Look for furniture pieces with extra storage capacities such as a coffee table with a shelf or drawers, a gas-lift bed that allows for stowage underneath or a hollow ottoman with a removable lid. Even choosing a bedside table with lots of drawers will help you hide bits and pieces in plain sight. The addition of floating shelves or wall racks will create storage opportunities in vertical spaces.
If you are on a new-build or renovation journey, consider customised joinery to maximise the storage in kitchens, bathrooms and bedrooms, as well as any spare nooks or dead areas like underneath a staircase. You can utilise every precious centimetre of your home with custom storage solutions designed to fit the most awkward spaces. Lee offers a wise word of caution: “Be intentional about storage design though — otherwise, you can simply end up with more cupboards and rooms hiding all the stuff you’ve cluttered your home with.”
The illusion of space
The easiest way to create the illusion of more space is to paint the walls a shade of white and stick to lighter tones for the furniture and flooring. Natural light will bounce around the area like a ping-pong ball, even more so if you add mirrors or mirrored furniture. A mirror positioned to reflect the outside view will also trick the mind into thinking the room is larger. “Selecting materials and finishes such as reflective surfaces, or even a gloss paint finish rather than a satin finish, can make a big difference,” says Chee.
Conversely, it’s interesting to think about how dramatic hues can affect a room. “Many of the designs we feature on Never Too Small have strong personalities by virtue of bold material or colour choices that anchor their design, which perhaps debunks a common misconception that small spaces can’t carry bold colours and features,” Chee explains. For example, inky indigo walls will create a sense of infinity, especially when the skirting boards and ceiling are painted the same colour. The eye will find it hard to define where the room’s parameters start and end.
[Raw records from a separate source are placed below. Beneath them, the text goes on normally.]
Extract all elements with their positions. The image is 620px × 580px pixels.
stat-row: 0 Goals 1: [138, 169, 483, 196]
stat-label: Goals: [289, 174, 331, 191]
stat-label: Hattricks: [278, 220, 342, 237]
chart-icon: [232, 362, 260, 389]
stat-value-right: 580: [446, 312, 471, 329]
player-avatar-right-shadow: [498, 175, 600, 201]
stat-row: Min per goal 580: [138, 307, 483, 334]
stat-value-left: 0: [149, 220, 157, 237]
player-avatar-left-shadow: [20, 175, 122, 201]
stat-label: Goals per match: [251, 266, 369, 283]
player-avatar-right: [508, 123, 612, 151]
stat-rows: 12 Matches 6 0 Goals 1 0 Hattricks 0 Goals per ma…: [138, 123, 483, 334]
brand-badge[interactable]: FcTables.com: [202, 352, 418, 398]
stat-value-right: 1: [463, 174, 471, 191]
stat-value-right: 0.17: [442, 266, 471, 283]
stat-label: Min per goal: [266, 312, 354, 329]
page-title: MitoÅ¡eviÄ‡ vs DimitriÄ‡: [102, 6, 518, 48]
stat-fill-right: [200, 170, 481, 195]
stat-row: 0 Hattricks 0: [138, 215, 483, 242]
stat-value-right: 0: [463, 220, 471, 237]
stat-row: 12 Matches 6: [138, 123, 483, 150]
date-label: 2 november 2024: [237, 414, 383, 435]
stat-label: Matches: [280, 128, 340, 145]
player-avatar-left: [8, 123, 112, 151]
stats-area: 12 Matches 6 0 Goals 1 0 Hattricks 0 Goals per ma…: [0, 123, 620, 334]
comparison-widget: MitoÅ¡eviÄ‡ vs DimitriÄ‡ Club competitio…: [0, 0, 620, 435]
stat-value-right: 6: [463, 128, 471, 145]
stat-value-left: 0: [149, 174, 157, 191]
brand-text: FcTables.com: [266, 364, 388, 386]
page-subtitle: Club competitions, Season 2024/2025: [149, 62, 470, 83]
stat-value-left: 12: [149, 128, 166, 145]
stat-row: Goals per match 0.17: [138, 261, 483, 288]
Whether you choose a light or dark palette, consider how contrasting colour affects the illusion of openness and continuation. To borrow an example from the world of fashion, wearing a nude-coloured high heel will give the illusion of longer legs, whereas a dark shoe caps off the leg length at the ankle. The same visual perception trickery applies to our rooms — a white ceiling against a darker wall immediately shrinks a space because your eye instantly perceives the room’s size. If you have lighter walls, choose lighter coloured furniture and joinery, and likewise for those who prefer to live with darker colour palettes. Keep it consistent and avoid stark contrast to avoid disrupting that sense of infinity.